Loading Sequence Data

The sequence-aware split holds out each user’s most recent interaction. A training row is (user, history, positive, negative), so the model sees both long-term identity and short-term context:

TARGET_NUM, L, batch_size = 1, 5, 4096
df, num_users, num_items = d2l.read_data_ml100k()
train_data, test_data = d2l.split_data_ml100k(df, num_users, num_items,
                                              'seq-aware')
users_train, items_train, ratings_train, candidates = d2l.load_data_ml100k(
    train_data, num_users, num_items, feedback="implicit")
users_test, items_test, ratings_test, test_iter = d2l.load_data_ml100k(
    test_data, num_users, num_items, feedback="implicit")
train_seq_data = SeqDataset(users_train, items_train, L, num_users,
                            num_items, candidates, test_items=test_iter)
train_iter = torch.utils.data.DataLoader(train_seq_data, batch_size,
                                         shuffle=True, drop_last=True,
                                         num_workers=d2l.get_dataloader_workers())
test_seq_iter = train_seq_data.test_seq
train_seq_data[0]
(tensor(0), tensor([241, 170, 110, 255,   4]), tensor([101]), 1597)

Training Caser

Use the same optimizer and BPR loss as NeuMF for a fair comparison.

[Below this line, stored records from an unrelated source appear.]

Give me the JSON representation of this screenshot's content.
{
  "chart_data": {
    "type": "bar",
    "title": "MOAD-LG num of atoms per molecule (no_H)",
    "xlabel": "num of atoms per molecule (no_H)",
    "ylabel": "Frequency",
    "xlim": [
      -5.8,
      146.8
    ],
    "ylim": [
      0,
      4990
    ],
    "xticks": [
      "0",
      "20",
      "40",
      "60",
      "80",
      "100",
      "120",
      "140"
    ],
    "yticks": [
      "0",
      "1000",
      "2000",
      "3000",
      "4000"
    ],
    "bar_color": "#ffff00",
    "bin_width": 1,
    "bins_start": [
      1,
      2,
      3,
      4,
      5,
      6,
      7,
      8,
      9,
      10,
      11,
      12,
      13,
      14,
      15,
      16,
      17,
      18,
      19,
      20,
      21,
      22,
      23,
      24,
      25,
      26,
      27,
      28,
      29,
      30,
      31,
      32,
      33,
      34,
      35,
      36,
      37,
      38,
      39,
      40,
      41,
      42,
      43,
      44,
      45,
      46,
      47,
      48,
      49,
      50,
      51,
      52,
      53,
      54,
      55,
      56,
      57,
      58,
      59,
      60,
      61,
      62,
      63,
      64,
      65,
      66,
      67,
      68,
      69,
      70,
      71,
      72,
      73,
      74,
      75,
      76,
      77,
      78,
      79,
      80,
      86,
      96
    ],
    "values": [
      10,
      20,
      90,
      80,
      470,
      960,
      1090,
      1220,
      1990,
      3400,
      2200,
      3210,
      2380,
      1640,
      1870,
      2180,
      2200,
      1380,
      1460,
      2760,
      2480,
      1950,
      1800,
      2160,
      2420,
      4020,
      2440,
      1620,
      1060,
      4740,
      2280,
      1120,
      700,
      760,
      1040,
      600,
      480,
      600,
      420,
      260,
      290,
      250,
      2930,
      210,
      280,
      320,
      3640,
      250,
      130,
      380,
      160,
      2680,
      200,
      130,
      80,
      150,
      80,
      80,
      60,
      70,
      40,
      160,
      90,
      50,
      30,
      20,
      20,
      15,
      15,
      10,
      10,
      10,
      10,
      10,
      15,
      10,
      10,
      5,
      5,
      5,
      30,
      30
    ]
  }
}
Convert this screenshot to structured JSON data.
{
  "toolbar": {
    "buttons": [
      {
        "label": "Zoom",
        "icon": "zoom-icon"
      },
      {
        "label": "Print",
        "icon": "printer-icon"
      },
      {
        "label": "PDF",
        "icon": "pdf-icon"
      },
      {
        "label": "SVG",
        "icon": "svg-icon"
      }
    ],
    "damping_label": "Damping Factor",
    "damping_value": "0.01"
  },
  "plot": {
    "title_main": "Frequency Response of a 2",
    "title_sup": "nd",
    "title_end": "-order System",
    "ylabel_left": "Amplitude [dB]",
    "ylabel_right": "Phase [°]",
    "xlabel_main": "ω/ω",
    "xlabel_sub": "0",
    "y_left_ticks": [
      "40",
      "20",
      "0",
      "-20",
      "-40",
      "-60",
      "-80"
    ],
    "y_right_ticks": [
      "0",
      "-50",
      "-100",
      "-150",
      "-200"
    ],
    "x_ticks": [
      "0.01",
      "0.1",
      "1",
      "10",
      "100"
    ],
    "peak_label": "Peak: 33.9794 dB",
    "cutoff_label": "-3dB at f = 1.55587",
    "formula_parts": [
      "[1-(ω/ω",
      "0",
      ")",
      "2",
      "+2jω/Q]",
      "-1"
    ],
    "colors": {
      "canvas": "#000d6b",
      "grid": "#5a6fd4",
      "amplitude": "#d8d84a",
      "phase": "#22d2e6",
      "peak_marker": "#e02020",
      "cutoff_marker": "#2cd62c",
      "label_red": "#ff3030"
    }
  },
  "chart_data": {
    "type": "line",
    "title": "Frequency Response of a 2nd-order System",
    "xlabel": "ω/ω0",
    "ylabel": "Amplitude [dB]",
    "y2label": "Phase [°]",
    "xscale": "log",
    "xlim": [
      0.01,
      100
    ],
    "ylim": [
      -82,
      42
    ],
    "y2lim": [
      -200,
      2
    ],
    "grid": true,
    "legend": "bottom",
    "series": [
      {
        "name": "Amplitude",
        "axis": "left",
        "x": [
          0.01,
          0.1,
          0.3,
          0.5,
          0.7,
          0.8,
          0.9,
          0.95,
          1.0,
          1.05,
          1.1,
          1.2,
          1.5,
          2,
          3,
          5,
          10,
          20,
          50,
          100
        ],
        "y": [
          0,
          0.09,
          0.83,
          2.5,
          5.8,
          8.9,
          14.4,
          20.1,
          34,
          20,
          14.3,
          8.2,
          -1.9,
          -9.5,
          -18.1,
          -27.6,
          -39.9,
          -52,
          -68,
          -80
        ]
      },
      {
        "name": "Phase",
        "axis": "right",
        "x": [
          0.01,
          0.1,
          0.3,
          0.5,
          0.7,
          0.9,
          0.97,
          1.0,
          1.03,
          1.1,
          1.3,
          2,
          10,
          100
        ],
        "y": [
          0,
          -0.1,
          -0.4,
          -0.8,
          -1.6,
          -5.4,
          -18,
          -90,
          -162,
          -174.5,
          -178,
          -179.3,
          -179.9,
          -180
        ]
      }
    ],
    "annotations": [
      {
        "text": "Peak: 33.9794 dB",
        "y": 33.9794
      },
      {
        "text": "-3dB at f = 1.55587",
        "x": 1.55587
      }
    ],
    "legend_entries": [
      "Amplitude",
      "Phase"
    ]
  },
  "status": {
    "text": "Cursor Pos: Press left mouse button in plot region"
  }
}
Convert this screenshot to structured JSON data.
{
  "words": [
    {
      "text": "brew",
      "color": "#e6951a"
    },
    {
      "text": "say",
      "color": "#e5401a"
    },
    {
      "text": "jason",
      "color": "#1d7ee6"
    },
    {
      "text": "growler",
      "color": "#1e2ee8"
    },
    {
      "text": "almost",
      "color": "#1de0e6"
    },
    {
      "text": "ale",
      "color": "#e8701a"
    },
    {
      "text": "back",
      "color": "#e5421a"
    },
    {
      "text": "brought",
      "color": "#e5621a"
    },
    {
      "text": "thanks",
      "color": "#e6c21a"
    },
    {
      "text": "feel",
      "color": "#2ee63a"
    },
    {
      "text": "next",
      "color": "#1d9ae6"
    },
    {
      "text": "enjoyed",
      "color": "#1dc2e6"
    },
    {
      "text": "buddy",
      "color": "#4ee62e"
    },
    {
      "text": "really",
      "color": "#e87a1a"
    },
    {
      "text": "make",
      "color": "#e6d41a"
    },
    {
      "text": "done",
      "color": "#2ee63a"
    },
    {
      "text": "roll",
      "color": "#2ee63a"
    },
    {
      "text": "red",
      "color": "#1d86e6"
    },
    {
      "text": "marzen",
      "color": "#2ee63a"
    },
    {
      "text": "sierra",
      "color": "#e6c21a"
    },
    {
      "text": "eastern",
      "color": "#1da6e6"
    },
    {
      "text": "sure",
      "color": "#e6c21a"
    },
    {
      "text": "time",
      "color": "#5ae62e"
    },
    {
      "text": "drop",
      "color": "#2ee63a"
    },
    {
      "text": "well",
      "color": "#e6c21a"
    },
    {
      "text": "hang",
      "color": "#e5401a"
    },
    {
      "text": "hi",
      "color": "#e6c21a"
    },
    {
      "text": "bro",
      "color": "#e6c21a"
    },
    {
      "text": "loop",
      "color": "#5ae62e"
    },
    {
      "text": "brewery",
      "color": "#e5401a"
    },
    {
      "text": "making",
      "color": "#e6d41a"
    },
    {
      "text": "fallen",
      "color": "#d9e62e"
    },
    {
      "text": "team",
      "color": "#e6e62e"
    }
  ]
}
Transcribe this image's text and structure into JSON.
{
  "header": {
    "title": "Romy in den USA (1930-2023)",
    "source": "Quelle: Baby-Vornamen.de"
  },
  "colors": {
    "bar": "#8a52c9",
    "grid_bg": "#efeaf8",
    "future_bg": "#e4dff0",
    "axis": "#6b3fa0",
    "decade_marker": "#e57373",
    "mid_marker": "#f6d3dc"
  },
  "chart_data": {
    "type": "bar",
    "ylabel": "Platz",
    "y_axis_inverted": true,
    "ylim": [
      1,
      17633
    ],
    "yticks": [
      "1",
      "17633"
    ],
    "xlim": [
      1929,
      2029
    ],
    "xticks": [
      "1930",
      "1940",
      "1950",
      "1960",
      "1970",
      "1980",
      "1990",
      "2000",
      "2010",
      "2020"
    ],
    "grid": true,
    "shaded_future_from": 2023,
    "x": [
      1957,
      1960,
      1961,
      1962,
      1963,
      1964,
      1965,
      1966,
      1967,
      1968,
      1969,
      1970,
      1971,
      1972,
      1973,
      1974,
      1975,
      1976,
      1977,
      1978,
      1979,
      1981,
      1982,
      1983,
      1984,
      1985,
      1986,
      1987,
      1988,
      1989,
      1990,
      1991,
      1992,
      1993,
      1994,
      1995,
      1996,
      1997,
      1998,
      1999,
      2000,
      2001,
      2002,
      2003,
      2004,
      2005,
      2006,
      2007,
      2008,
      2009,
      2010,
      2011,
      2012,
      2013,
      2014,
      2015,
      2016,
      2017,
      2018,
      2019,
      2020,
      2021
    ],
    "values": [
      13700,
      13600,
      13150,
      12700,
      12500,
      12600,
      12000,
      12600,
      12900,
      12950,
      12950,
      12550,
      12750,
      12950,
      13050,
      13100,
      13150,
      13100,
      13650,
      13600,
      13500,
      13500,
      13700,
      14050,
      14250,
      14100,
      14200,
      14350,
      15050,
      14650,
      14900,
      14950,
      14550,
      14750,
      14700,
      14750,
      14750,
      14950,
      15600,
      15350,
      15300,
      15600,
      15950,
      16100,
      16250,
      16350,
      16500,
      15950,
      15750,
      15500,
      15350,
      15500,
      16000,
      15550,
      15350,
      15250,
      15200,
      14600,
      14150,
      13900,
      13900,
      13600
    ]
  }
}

The expensive part is ranking evaluation, which scores many candidate items per user:

devices = d2l.try_all_gpus()
net = Caser(10, num_users, num_items, L)
def _init(m):
    # Match MX's `init.Normal(0.01)` semantics: initialize weights *and*
    # biases, so biases don't keep their default uniform fan-in init.
    if hasattr(m, 'weight') and m.weight is not None:
        nn.init.normal_(m.weight, 0, 0.01)
    if hasattr(m, 'bias') and m.bias is not None:
        nn.init.zeros_(m.bias)
net.apply(_init)
net = net.to(devices[0])
lr, num_epochs, wd, optimizer = 0.04, 8, 1e-5, 'adam'
loss = d2l.BPRLoss()
trainer = torch.optim.Adam(net.parameters(), lr=lr, weight_decay=wd)

# `evaluate_ranking` is the bottleneck — it scores every (user, item)
# pair that the user has not interacted with, so per-epoch evaluation
# dominates total runtime. Setting `eval_step=num_epochs` defers
# evaluation to the final epoch only, which keeps the cell well under
# an hour while still reporting hit-rate / AUC for the trained model.
d2l.train_ranking(net, train_iter, test_iter, loss, trainer,
                  test_seq_iter, num_users, num_items, num_epochs,
                  devices, d2l.evaluate_ranking, candidates,
                  eval_step=num_epochs)

train loss 0.135, test hit rate 0.347, test AUC 0.883
945.3 examples/sec on [device(type='cuda', index=0)]

Recap

  • Sequence-aware recommenders use order of recent interactions, not just frequencies.
  • Caser: CNN over last-L items + per-user MF component + BPR loss.
  • Modern descendants: SASRec (self-attention), BERT4Rec (BERT-style masked-item prediction). Same idea, more expressive sequence modeling.